"Minnie and Moskowitz", de John Cassavetes, 1971.

Moins connu que "Faces" ou "Une femme sous influences", ce film confronte la belle Gena Rowlands à ses rêves de princes charmants et cinématographiques.

Gena Rowlands, John Cassavetes. Elle est actrice, il est acteur et réalisateur. Dans l’histoire du cinéma, ils sont non seulement l’emblème de la beauté (comme le couple Bogart/Bacall), mais surtout l’emblème de la détermination et de l’indépendance. Cassavetes employa ses cachets d’acteur pour financer ses films de réalisateur. Le couple utilisait sa maison personnelle comme lieu et décor de tournage (« Faces »). Aussi beaux l’un que l’autre et aussi prêts, l’un que l’autre, à risquer leur beauté.

Couple improbable

Seymour Moskowitz (Seymour Cassel, vu dans « Faces ») est, dans la vie de Minnie (Gena Rowlands), l’occasion de risquer sa beauté. Non-conforme à l’image du prince charmant, il est décidé à la conquérir. Elle, le visage moins mobile que dans « Une femme sous influences », se cache derrière de grandes lunettes noires. Mais Seymour ne renonce pas à elle pour autant. Il insiste, Minnie n’ose pas croire à ce personnage plein de reliefs et d’enthousiasme. Elle continue de s’attacher à son amant lâche (joué par Cassavetes). Seymour persévère. Moins beau, cheveux longs, look de hippie et moustachu : tout le contraire de l’élégant John.

Possibles

Jusqu’à ce que Gena se jette à l’eau : c’est toute l’enjeu du film, dramatiquement et visuellement. Il faut que se défasse la coiffure impeccable, et que se révèle le visage mouillé. Alors Gena chante. Mais Seymour sent qu’elle hésite et se retient encore, n’a toujours pas le regard aimant. C’est l’instant de crise où le duo éclate, où les possibles se bousculent violemment. Seymour hurle et, de rage, pour plaire à Minnie, coupe sa moustache. Se renie-t-il ? Il suscite en tout cas le sursaut de Minnie, et une modification profonde de son regard. Minnie tombe amoureuse, enfin.
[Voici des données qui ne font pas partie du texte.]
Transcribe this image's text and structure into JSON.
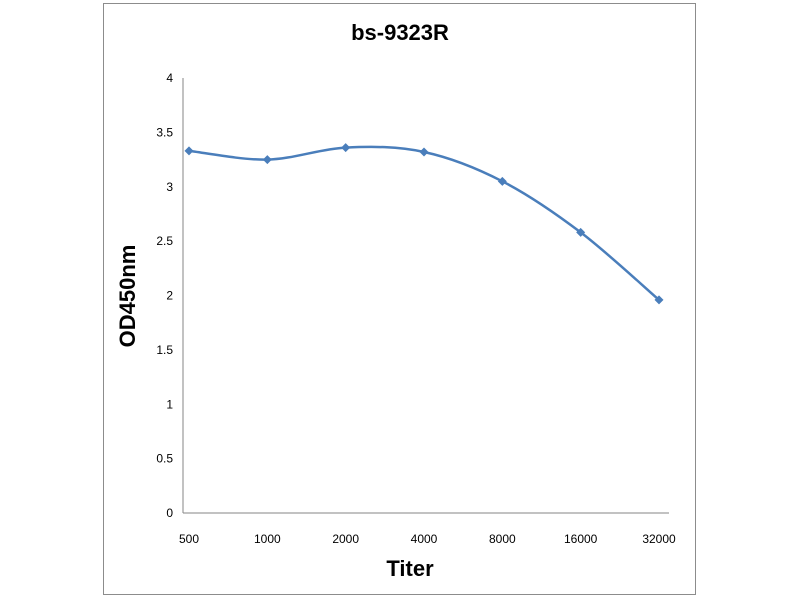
{
  "chart_data": {
    "type": "line",
    "title": "bs-9323R",
    "xlabel": "Titer",
    "ylabel": "OD450nm",
    "categories": [
      "500",
      "1000",
      "2000",
      "4000",
      "8000",
      "16000",
      "32000"
    ],
    "series": [
      {
        "values": [
          3.33,
          3.25,
          3.36,
          3.32,
          3.05,
          2.58,
          1.96
        ]
      }
    ],
    "ylim": [
      0,
      4
    ],
    "yticks": [
      "0",
      "0.5",
      "1",
      "1.5",
      "2",
      "2.5",
      "3",
      "3.5",
      "4"
    ],
    "grid": false,
    "legend": "none",
    "colors": {
      "series": "#4a7ebb",
      "axis": "#868686",
      "frame": "#8c8c8c"
    },
    "marker": "diamond",
    "smooth": true
  }
}
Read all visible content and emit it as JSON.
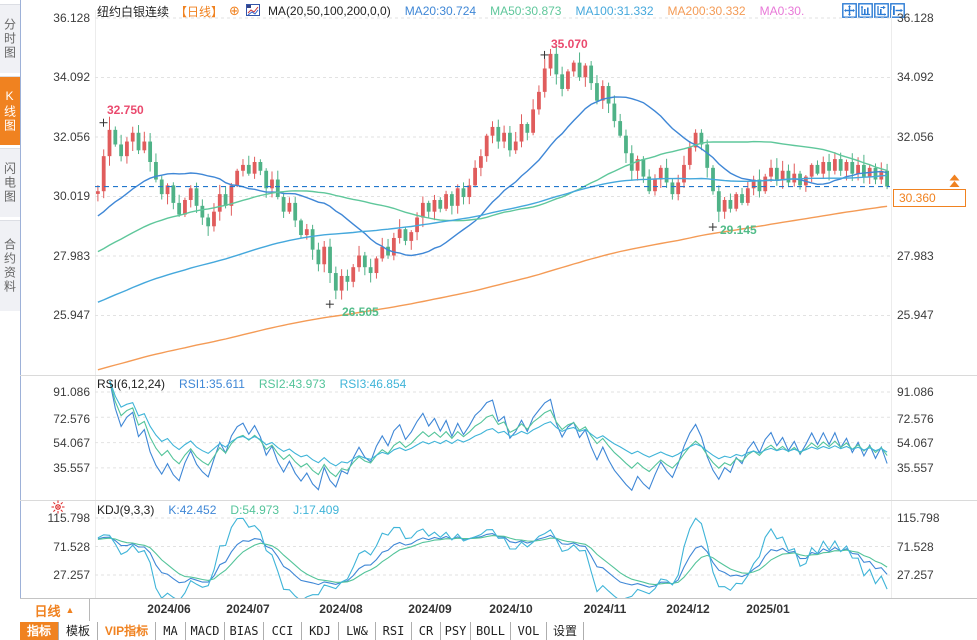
{
  "colors": {
    "accent": "#f08220",
    "up": "#e05c5c",
    "down": "#4fb287",
    "ma20": "#3f87d6",
    "ma50": "#5fc79b",
    "ma100": "#45a8dc",
    "ma200": "#f49b56",
    "pink": "#e879d8",
    "blue": "#3f87d6",
    "green": "#54c49a",
    "cyan": "#3fb4d8",
    "label-red": "#ea4a6e",
    "label-green": "#53bd8a",
    "dashline": "#2277cc"
  },
  "sidebar": {
    "tabs": [
      {
        "label": "分时图",
        "active": false
      },
      {
        "label": "K线图",
        "active": true
      },
      {
        "label": "闪电图",
        "active": false
      },
      {
        "label": "合约资料",
        "active": false
      }
    ]
  },
  "header": {
    "title": "纽约白银连续",
    "period_tag": "【日线】",
    "ma_label": "MA(20,50,100,200,0,0)",
    "ma_items": [
      {
        "label": "MA20:30.724"
      },
      {
        "label": "MA50:30.873"
      },
      {
        "label": "MA100:31.332"
      },
      {
        "label": "MA200:30.332"
      },
      {
        "label": "MA0:30."
      }
    ],
    "icons": [
      "pan-icon",
      "y-axis-scale-icon",
      "x-axis-scale-icon",
      "restore-right-icon"
    ]
  },
  "rsi_header": {
    "name": "RSI(6,12,24)",
    "items": [
      {
        "label": "RSI1:35.611"
      },
      {
        "label": "RSI2:43.973"
      },
      {
        "label": "RSI3:46.854"
      }
    ]
  },
  "kdj_header": {
    "name": "KDJ(9,3,3)",
    "items": [
      {
        "label": "K:42.452"
      },
      {
        "label": "D:54.973"
      },
      {
        "label": "J:17.409"
      }
    ]
  },
  "price_box": {
    "value": "30.360"
  },
  "xaxis": {
    "period": "日线"
  },
  "toolbar": {
    "items": [
      {
        "label": "指标"
      },
      {
        "label": "模板"
      },
      {
        "label": "VIP指标"
      },
      {
        "label": "MA"
      },
      {
        "label": "MACD"
      },
      {
        "label": "BIAS"
      },
      {
        "label": "CCI"
      },
      {
        "label": "KDJ"
      },
      {
        "label": "LW&"
      },
      {
        "label": "RSI"
      },
      {
        "label": "CR"
      },
      {
        "label": "PSY"
      },
      {
        "label": "BOLL"
      },
      {
        "label": "VOL"
      },
      {
        "label": "设置"
      }
    ]
  },
  "chart_data": {
    "type": "candlestick+indicators",
    "x_labels": [
      "2024/06",
      "2024/07",
      "2024/08",
      "2024/09",
      "2024/10",
      "2024/11",
      "2024/12",
      "2025/01"
    ],
    "main": {
      "axis_labels": [
        "36.128",
        "34.092",
        "32.056",
        "30.019",
        "27.983",
        "25.947"
      ],
      "last_price": 30.36
    },
    "closes": [
      30.2,
      31.4,
      32.3,
      31.8,
      31.4,
      31.9,
      32.2,
      31.6,
      31.9,
      31.2,
      30.6,
      30.1,
      30.4,
      29.8,
      29.4,
      29.9,
      30.3,
      29.7,
      29.3,
      29.0,
      29.5,
      30.1,
      29.7,
      30.4,
      30.9,
      31.1,
      30.8,
      31.2,
      30.9,
      30.3,
      30.6,
      30.0,
      29.5,
      29.8,
      29.2,
      28.7,
      28.9,
      28.2,
      27.7,
      28.3,
      27.4,
      26.8,
      27.3,
      27.1,
      27.6,
      28.0,
      27.6,
      27.4,
      27.9,
      28.3,
      28.0,
      28.6,
      28.9,
      28.5,
      28.8,
      29.3,
      29.8,
      29.5,
      29.9,
      29.6,
      30.1,
      29.7,
      30.3,
      30.0,
      30.4,
      31.0,
      31.4,
      32.1,
      32.4,
      31.9,
      32.2,
      31.6,
      31.9,
      32.5,
      32.2,
      33.0,
      33.6,
      34.4,
      34.9,
      34.2,
      33.7,
      34.3,
      34.6,
      34.1,
      34.5,
      33.9,
      33.3,
      33.8,
      33.2,
      32.6,
      32.1,
      31.5,
      30.9,
      31.3,
      30.7,
      30.2,
      30.6,
      31.0,
      30.5,
      30.1,
      30.5,
      31.1,
      31.7,
      32.2,
      31.8,
      31.0,
      30.2,
      29.5,
      29.9,
      29.6,
      30.1,
      29.8,
      30.3,
      30.6,
      30.2,
      30.7,
      31.0,
      30.6,
      30.9,
      30.5,
      30.8,
      30.4,
      30.7,
      31.1,
      30.8,
      31.2,
      30.9,
      31.3,
      30.9,
      31.2,
      30.8,
      31.1,
      30.7,
      31.0,
      30.6,
      30.9,
      30.36
    ],
    "extremes": {
      "2": {
        "high": 32.75
      },
      "41": {
        "low": 26.505
      },
      "78": {
        "high": 35.07
      },
      "107": {
        "low": 29.145
      }
    },
    "annotations": [
      {
        "text": "32.750",
        "kind": "high"
      },
      {
        "text": "26.505",
        "kind": "low"
      },
      {
        "text": "35.070",
        "kind": "high"
      },
      {
        "text": "29.145",
        "kind": "low"
      }
    ],
    "ma_periods": [
      20,
      50,
      100,
      200
    ],
    "prehistory": {
      "start": 21,
      "days": 200,
      "power": 2
    },
    "rsi": {
      "periods": [
        6,
        12,
        24
      ],
      "axis_labels": [
        "91.086",
        "72.576",
        "54.067",
        "35.557"
      ]
    },
    "kdj": {
      "params": [
        9,
        3,
        3
      ],
      "axis_labels": [
        "115.798",
        "71.528",
        "27.257"
      ]
    }
  }
}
Seymour, un drôle de héros

Seymour sait que lui « manque » la beauté. Est-il un héros burlesque ? Non, parce qu’il ne fait pas que subir les catastrophes. Il pulvérise. Il fait danser le monde qui ne veut pas de lui. Il doit inventer pour séduire. Loin du modèle habituel de séduction, il séduit l’impossible sans se soumettre à lui, ni même jouer à se soumettre. Il ne joue pas le jeu des femmes mais les tire vers lui.

Il est le rêve de Cassavetes. Celui pour qui l’amour est difficile, semé d’embûches. Celui qui n’a pas de don pour passer devant les autres. Celui qui sait toute la violence des relations, et se bat. Cassavetes le dira à propos de sa relation avec Gena Rowlands : leur force puise dans les désaccords, dans les affronts, dans la pure différence, dans le conflit. Conflit que l'humain tantôt accepte de jouer, et tantôt nie, étouffe, repousse. Seymour joue, et évite que Minnie soit tuée par des chimères.

Happy end

Minnie n'est belle qu'à condition d'épouser Seymour. Et de même, le cinéma n’est cinéma qu’à condition d’épouser ce qu’on ne lui destinait pas, ce qui semblait ne pas le mériter, ce qui paraît le rabaisser, ce qui le contrarie. Cassavetes nous le dit à propos de l’amour. Il nous apprend, sensiblement, douloureusement, vivement et physiquement, que le rêve n’embarque et ne se réalise qu’à condition de prendre la main du trivial. Il laisse alors entrer en même temps le réel et ses aspérités. Ainsi le cinéma séduit-il la vie que nous croyions hors de lui.